Allem öffentlichen Druck in Folge der NSU-Enthüllungen zum Trotz treten Rechtsextreme selbstbewusst auf wie seit Jahren nicht. Am Wochenende zeigte sich das in Thüringen.

Von Freitag bis Sonntag hatten Neonazis in Thüringen zu vier Kundgebungen aufgerufen, zu denen jeweils hunderte Anhänger der Szene kamen. In Weimar hatten Neonazis am Freitagvormittag eine 1.-Mai-Kundgebung des DGB gestört. Etwa 40 Männer und Frauen waren nach Angaben von Augenzeugen plötzlich auf dem Markt aufgetaucht und hatten Besucher und Redner bedrängt. Dem SPD-Bundestagsabgeordneten Carsten Schneider entrissen die Angreifer das Mikrofon. Damit skandierten sie braune Parolen.

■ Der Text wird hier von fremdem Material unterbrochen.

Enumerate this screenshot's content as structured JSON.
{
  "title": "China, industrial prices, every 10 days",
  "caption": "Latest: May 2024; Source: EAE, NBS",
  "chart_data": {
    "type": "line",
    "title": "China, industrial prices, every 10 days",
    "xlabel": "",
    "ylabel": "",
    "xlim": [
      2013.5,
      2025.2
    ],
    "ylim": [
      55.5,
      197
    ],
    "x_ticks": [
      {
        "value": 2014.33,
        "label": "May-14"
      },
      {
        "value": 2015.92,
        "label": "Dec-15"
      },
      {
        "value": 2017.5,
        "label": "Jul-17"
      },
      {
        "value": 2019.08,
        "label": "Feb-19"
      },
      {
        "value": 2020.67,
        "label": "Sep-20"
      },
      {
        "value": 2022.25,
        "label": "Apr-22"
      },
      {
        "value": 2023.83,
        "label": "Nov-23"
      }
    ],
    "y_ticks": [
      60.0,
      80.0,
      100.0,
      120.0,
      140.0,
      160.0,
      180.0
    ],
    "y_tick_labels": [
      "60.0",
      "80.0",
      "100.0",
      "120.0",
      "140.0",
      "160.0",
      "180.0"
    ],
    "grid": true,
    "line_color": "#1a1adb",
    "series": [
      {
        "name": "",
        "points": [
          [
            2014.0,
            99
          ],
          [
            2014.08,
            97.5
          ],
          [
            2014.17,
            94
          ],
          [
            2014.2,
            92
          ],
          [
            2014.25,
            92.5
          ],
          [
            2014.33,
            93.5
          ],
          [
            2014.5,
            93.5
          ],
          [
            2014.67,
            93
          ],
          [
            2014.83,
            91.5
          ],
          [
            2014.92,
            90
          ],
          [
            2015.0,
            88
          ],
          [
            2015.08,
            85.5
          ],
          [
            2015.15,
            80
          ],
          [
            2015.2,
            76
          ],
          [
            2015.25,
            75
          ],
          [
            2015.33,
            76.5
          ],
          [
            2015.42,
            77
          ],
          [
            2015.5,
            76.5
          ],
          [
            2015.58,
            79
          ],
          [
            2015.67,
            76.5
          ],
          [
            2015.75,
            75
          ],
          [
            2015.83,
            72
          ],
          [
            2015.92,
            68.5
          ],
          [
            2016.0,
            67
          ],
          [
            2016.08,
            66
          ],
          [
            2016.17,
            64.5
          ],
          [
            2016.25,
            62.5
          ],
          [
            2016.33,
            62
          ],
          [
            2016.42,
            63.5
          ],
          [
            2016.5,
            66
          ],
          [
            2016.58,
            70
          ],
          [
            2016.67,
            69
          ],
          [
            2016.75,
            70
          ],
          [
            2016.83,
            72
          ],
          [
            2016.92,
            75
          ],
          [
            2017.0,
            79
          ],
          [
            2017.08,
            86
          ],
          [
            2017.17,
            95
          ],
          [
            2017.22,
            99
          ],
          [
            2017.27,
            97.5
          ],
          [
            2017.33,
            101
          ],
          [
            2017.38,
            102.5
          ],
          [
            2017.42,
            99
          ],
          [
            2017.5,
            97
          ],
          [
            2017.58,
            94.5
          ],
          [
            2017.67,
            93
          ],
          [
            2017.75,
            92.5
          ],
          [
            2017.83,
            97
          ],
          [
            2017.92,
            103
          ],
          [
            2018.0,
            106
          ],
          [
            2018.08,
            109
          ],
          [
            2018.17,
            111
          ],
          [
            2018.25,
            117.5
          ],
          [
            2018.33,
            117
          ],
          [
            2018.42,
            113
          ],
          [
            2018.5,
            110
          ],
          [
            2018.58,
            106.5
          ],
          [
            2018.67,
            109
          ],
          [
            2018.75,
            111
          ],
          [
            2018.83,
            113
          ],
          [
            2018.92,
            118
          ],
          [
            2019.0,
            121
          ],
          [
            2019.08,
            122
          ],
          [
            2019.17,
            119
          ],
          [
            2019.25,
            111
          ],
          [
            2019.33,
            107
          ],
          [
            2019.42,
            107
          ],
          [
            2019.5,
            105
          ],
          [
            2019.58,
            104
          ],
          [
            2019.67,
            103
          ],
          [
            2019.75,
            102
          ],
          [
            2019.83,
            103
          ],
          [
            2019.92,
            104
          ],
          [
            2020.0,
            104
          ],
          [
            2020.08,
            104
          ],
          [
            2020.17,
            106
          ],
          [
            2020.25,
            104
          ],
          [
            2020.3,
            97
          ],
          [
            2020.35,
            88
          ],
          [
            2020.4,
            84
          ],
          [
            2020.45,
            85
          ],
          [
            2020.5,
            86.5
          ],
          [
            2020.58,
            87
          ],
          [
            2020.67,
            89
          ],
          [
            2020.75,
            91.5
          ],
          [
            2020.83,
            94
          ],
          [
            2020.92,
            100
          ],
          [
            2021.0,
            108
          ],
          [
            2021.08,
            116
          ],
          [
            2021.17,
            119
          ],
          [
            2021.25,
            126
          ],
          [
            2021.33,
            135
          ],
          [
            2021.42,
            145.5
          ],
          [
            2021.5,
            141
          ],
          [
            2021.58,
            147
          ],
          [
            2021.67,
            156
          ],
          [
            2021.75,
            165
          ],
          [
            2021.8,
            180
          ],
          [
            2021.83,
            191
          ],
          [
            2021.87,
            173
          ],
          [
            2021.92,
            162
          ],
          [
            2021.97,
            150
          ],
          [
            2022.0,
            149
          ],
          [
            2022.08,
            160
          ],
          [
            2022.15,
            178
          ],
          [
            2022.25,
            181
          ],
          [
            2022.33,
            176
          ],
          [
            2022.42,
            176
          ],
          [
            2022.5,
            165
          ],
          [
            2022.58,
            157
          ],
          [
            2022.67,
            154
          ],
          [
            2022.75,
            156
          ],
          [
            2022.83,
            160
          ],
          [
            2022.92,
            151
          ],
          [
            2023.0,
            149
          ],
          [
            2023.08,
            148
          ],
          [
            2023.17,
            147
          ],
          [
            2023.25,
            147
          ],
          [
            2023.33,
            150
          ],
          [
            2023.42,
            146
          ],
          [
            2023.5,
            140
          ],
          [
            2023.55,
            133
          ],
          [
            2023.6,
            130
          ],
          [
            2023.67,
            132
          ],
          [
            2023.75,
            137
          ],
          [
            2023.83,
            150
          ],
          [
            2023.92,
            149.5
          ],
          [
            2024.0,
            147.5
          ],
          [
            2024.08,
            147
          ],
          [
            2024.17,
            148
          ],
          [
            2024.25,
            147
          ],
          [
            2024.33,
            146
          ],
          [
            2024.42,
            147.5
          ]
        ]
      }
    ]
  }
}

Auch sonst kam es auf dem Markt zu Handgreiflichkeiten. Auf Bildern ist zu sehen, wie Rechtsextreme während des Überfalls einem Mann ins Gesicht fassen, während Weimars Oberbürgermeister Stefan Wolf (SPD) versucht, die Männer von ihrem Opfer abzubringen. Nach wenigen Minuten verschwanden die Rechtsextremen so schnell, wie sie gekommen waren. Schneider sagte nach dem Angriff, er fühle sich dadurch an die Attacken der nationalsozialistischen SA erinnert. Die Aktion stelle eine neue Qualität der Gewaltbereitschaft der rechten Szene dar. Die Polizei sprach schließlich davon, bei dem Übergriff seien vier Menschen verletzt worden.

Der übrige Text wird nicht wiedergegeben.